The way the mytharc is built, there are no truths, no answers. Everything is ventured in a matter of time, and nothing of certainty is ever gained.
Except love. Which makes all the difference.
I'm not sure of what EC will think of this answer, but it was my own perception of her intial statement.
no subject
Was the mytharc planned or did it just evolve haphazardly? It's not internally consistent, but I had always thought that was a problem with the writing rather than a philosophical position... Seriously, Mulder and Scully as characters represent the antithesis of nihilism to me. Just because the truth hasn't yet been revealed doesn't mean it doesn't exist, not for Mulder. Just because we haven't brought the Consortium to justice doesn't render that goal as meaningless, not to Scully. The over-riding importance of their characters to the series trumps the incoherent narrative.

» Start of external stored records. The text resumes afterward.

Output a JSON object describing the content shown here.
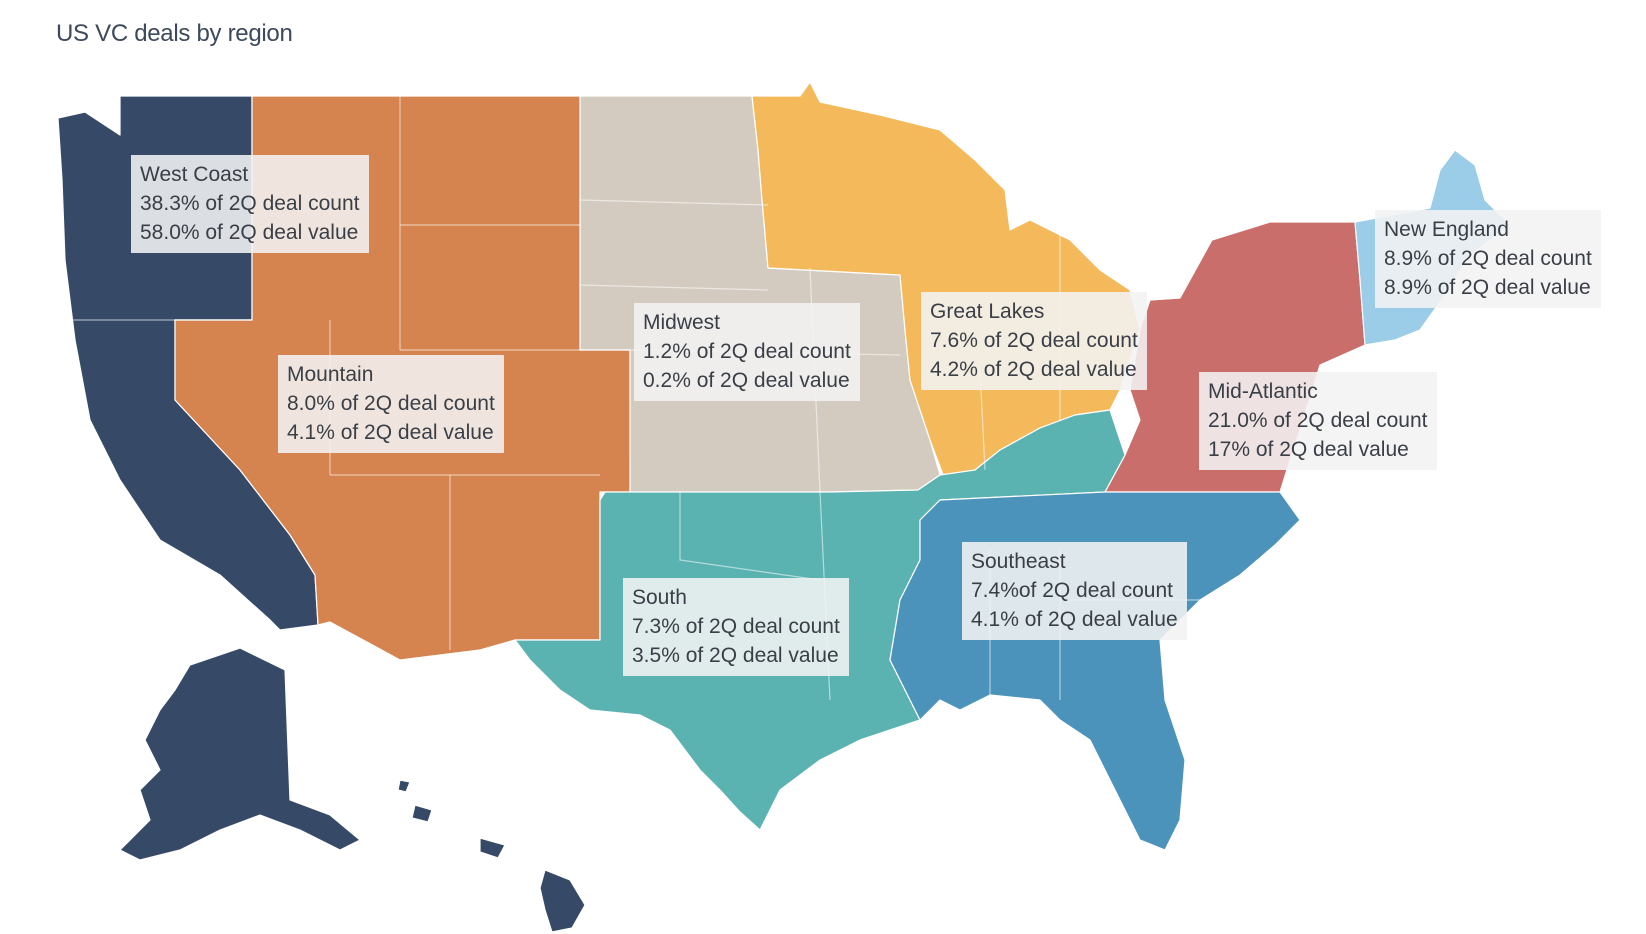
{
  "title": "US VC deals by region",
  "colors": {
    "west_coast": "#364a68",
    "mountain": "#d6844f",
    "midwest": "#d3cbbf",
    "great_lakes": "#f4b95a",
    "mid_atlantic": "#c96e6a",
    "new_england": "#9ccde8",
    "south": "#5ab3b1",
    "southeast": "#4b93bb"
  },
  "regions": {
    "west_coast": {
      "name": "West Coast",
      "count": "38.3% of 2Q deal count",
      "value": "58.0% of 2Q deal value"
    },
    "mountain": {
      "name": "Mountain",
      "count": "8.0% of 2Q deal count",
      "value": "4.1% of 2Q deal value"
    },
    "midwest": {
      "name": "Midwest",
      "count": "1.2% of 2Q deal count",
      "value": "0.2% of 2Q deal value"
    },
    "great_lakes": {
      "name": "Great Lakes",
      "count": "7.6% of 2Q deal count",
      "value": "4.2% of 2Q deal value"
    },
    "new_england": {
      "name": "New England",
      "count": "8.9% of 2Q deal count",
      "value": "8.9% of 2Q deal value"
    },
    "mid_atlantic": {
      "name": "Mid-Atlantic",
      "count": "21.0% of 2Q deal count",
      "value": "17% of 2Q deal value"
    },
    "south": {
      "name": "South",
      "count": "7.3% of 2Q deal count",
      "value": "3.5% of 2Q deal value"
    },
    "southeast": {
      "name": "Southeast",
      "count": "7.4%of 2Q deal count",
      "value": "4.1% of 2Q deal value"
    }
  }
}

"Our nada who art in nada, nada be thy name thy kingdom nada thy will be nada in nada as it is in nada. Give us this nada our daily nada and nada us our nada as we nada our nadas and nada us not into nada but deliver us from nada; pues nada. Hail nothing full of nothing, nothing is with thee."
I don't think we're quite there yet, not even in this story. And I don't think that was the direction the show was headed, as much as it could be said it was headed anywhere when it was canceled.
Except love. Which makes all the difference.
Yes.
no subject
I'm sure the majority of the internal inconsistencies are flaws in the writing, but that doesn't change the impression of the story as a series of unsolvable problems that are all somehow joined together into one giant, unsolvable, unstoppable, and - to an extent - unknowable...thing.
My comment was not about the nature of the story or the characters, but about how I (and perhaps others) sometimes view the story - the impression the story gives.
no subject
Sounds mysterious for sure but I'm still not seeing the connection TXF has to nihilism. But Lord knows I am no expert on philosophy.
no subject
Frankly, the thought came to me out of the blue. I have no idea what it means. And of course M&S are determined idealists, but the show--no, I don't credit CC with a philosophical pov, other than a rather soggy and sentimental religiosity--strikes me as very Sisyphian. Yes, it's the result of bad writing, also bad longterm planning, but since when don't we get to evaluate canon when it suits our purposes?
We are surrounded by evidences of nihilism. Seinfeld is an excellent example, actually. Politics. We have love, which redeems. Talent helps too.